A couple of Canadian entrepreneurs are capitalising on the lack of fresh, clean air in polluted cities by shipping out some of theirs. They’ve come up with a way to can fresh air from the Canadian Rocky Mountains and are now selling it all over the world under the brand ‘Vitality Air’.

“Essentially, we’re selling air,” said Troy Paquette, one of the co-founders, adding that the idea originated as a joke during a random discussion with his friend Moses Lam. They were discussing pollution when they thought it would be neat if they could just send some of their own fresh air to people who didn’t have any. And then they decided to do just that.

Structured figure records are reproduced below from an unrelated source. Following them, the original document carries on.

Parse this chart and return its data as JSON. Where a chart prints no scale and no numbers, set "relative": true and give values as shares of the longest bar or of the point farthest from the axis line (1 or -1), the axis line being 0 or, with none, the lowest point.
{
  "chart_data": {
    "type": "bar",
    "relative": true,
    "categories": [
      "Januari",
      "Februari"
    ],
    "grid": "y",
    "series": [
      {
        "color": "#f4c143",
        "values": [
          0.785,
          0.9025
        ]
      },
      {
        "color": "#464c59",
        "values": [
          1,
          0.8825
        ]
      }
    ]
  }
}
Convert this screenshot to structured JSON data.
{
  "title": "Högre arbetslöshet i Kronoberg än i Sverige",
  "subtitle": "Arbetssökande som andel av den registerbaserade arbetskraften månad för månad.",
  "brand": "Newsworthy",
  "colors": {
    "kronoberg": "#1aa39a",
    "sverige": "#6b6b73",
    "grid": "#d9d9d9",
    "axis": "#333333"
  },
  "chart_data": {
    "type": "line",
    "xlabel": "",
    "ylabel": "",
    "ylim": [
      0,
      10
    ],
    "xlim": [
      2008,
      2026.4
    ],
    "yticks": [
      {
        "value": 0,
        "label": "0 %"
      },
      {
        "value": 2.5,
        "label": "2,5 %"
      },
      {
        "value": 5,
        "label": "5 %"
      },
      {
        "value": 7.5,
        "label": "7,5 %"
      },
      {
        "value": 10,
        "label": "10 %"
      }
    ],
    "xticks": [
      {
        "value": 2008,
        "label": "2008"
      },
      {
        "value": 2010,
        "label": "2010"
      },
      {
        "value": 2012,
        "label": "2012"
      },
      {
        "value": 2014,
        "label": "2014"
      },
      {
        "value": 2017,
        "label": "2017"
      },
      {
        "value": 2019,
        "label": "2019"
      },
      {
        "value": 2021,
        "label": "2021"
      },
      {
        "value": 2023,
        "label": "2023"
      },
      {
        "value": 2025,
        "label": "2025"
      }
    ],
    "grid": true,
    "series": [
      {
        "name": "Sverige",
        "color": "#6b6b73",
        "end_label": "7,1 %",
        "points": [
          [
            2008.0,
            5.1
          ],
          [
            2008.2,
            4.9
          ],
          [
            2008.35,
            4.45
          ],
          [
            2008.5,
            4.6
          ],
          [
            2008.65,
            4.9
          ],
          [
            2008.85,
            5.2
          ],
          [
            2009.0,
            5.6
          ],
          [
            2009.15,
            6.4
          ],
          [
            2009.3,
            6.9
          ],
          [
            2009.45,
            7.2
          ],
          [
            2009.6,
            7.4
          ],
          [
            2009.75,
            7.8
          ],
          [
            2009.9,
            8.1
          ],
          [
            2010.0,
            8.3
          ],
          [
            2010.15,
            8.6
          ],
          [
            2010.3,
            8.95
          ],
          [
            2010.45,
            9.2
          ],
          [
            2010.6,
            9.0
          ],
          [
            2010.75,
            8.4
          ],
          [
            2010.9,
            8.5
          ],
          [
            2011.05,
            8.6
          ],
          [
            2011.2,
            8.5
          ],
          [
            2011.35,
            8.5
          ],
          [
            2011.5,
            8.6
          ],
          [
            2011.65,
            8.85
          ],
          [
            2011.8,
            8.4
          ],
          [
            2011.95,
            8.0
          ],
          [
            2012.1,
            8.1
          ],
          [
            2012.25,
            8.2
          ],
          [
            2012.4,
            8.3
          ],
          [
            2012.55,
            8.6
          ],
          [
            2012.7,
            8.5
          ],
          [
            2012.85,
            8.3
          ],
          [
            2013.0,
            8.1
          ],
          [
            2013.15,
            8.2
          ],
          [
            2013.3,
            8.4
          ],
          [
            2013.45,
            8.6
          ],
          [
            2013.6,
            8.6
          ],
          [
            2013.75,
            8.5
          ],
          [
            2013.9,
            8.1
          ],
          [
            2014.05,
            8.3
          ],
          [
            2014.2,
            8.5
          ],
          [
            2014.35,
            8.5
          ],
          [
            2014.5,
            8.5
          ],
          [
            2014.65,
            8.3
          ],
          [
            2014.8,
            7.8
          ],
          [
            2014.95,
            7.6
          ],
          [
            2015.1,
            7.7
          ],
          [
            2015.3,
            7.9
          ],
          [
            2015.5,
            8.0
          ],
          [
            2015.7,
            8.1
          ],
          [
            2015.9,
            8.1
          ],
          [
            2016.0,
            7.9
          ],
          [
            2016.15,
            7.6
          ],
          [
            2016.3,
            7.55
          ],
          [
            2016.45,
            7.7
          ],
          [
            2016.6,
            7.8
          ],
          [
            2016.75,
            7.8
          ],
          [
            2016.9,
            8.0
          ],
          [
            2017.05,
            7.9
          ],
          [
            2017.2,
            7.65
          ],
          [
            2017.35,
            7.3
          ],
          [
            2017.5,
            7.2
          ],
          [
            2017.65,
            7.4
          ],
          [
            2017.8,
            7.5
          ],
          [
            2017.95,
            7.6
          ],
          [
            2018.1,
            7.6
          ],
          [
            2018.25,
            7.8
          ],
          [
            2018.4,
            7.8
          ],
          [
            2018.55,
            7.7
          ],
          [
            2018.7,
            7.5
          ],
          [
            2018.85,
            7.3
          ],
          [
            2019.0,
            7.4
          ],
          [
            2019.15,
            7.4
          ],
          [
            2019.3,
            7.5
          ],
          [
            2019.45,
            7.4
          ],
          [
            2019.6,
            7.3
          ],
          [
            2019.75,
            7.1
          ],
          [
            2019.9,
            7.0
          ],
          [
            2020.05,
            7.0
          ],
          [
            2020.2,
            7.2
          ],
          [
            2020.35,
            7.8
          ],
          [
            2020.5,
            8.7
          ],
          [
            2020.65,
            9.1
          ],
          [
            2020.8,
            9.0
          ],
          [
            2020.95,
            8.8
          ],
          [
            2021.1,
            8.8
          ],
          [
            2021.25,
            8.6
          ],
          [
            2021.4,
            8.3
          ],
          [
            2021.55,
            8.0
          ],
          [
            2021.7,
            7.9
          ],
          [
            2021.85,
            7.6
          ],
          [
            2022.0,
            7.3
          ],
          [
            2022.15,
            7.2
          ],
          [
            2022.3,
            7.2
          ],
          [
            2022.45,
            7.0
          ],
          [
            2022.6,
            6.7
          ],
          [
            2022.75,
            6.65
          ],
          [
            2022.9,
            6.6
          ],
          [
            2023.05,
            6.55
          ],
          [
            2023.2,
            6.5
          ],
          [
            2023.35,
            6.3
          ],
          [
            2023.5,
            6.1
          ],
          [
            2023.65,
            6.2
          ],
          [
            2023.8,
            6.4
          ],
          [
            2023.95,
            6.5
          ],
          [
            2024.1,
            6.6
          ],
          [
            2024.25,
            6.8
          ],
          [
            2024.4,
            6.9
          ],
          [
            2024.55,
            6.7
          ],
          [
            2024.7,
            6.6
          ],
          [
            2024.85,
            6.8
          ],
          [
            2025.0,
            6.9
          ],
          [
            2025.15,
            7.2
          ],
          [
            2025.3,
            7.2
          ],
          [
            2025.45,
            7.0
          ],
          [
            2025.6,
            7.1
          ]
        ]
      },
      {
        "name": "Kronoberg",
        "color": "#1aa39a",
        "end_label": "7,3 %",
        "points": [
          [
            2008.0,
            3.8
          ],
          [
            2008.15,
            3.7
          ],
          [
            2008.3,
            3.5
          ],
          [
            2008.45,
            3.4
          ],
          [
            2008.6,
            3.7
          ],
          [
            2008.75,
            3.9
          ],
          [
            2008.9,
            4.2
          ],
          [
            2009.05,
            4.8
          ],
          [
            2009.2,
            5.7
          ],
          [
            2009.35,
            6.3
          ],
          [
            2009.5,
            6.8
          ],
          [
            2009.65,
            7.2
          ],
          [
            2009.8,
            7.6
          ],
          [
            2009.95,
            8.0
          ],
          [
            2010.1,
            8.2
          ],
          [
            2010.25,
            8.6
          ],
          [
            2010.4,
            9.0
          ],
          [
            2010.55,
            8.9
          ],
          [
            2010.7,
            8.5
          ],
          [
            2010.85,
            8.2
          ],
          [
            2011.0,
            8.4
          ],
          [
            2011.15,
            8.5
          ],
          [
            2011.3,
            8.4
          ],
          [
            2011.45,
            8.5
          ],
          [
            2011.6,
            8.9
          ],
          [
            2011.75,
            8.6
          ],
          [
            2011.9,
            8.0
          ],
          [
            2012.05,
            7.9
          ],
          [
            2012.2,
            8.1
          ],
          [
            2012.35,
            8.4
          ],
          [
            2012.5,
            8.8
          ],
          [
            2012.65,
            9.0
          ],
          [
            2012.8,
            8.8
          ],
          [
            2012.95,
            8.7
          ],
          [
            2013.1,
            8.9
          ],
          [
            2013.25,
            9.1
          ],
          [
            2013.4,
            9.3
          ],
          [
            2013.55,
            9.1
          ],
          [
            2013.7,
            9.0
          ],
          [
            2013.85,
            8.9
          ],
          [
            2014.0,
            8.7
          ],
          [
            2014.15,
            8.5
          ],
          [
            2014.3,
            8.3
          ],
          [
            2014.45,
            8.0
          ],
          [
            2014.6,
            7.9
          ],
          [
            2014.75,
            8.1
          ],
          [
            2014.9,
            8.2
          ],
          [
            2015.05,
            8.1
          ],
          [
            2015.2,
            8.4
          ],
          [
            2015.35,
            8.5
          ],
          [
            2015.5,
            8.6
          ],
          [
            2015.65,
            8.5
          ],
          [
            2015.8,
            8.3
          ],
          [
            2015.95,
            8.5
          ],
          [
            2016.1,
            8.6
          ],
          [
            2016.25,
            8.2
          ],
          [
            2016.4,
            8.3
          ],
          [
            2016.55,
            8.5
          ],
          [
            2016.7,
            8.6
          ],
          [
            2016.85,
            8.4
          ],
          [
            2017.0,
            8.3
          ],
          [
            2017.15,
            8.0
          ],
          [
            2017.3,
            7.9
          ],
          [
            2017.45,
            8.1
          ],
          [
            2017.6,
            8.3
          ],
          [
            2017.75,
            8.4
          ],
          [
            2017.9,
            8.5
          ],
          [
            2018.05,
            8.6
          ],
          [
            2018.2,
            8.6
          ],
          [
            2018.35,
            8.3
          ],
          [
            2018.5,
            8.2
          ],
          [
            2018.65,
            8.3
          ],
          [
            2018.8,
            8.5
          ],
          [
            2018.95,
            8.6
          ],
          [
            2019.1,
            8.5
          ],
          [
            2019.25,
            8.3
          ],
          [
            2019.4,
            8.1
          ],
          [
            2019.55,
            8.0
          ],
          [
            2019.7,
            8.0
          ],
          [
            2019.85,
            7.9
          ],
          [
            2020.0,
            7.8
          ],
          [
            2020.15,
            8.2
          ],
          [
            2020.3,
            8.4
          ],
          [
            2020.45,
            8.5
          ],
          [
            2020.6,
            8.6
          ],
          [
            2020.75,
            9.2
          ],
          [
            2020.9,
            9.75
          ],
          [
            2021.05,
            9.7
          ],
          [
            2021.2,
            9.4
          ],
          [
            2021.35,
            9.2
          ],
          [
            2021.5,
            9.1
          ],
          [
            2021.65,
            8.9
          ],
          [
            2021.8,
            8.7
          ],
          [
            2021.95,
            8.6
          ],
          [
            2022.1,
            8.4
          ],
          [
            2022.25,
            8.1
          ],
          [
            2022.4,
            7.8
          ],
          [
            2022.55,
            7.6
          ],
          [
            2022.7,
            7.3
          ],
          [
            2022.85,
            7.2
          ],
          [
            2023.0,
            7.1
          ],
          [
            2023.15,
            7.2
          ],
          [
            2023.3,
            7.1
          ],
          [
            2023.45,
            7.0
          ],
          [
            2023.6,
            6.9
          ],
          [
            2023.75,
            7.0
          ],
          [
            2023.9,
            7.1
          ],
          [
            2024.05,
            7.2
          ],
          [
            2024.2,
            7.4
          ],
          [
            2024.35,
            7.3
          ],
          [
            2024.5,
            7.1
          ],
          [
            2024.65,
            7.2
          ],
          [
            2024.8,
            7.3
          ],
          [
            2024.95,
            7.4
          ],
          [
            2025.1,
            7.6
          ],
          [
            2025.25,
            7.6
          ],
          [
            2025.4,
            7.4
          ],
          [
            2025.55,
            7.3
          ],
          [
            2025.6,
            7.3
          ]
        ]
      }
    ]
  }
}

The first prototype was a Ziploc bag filled with Banff air, which sold on eBay for 99 cents. So they made a second bag and started a bidding war, and it went for a whopping $168. Inspired by their success, Paquette, 37, and Lam, 30, created a legitimate business in 2014. They started packaging air from the Rockies in canisters of various sizes, priced between $15 and $46. The $15 can contains about 150 inhalations worth of air.

The idea turned out to be a success – Vitality Air has received plenty of interest from buyers in Canada and other countries like China, Iran, Afghanistan, Turkey, India, Israel, and Dubai. According to Paquette, the historic rise of air pollution in Beijing has led to an increase in their sales. “The air is just so bad that people want it now,” he said. “They don’t want one can.”

Vitality Air is currently in talks with distributors in China and other countries, who actually want to stock the product in local retail stores. “It’s something we never expected in our wildest dreams,” Paquette said. Inspired by the huge demand, they’ve also added bottled oxygen to their line of products.

When asked about the exact process behind packaging air, Lam refused to reveal the details. “That’s sort of our trade secret, but I can assure you we don’t just sit outside and wave our hands in the air,” he said. “It’s a tedious process, we’re out there for roughly 20 hours capturing air.” He did mention that they bring back fresh air in bulk and bottle it in a factory.

Vitality Air isn’t the first product of its kind – we’ve seen plenty of other entrepreneurs trying to make a successful business out of selling air in a can. Chinese billionaire Chen Guangbiao sold canned fresh air in 2012 to raise awareness about the environment. About a year later we heard about this French student who made huge profits selling ‘Air de Montcuq’ – fresh air ‘harvested’ from his hometown of Montcuq.

And earlier this year, there were these Siberian entrepreneurs who marketed air from a ‘Yeti’s Cave’ that was supposedly more powerful than Viagra!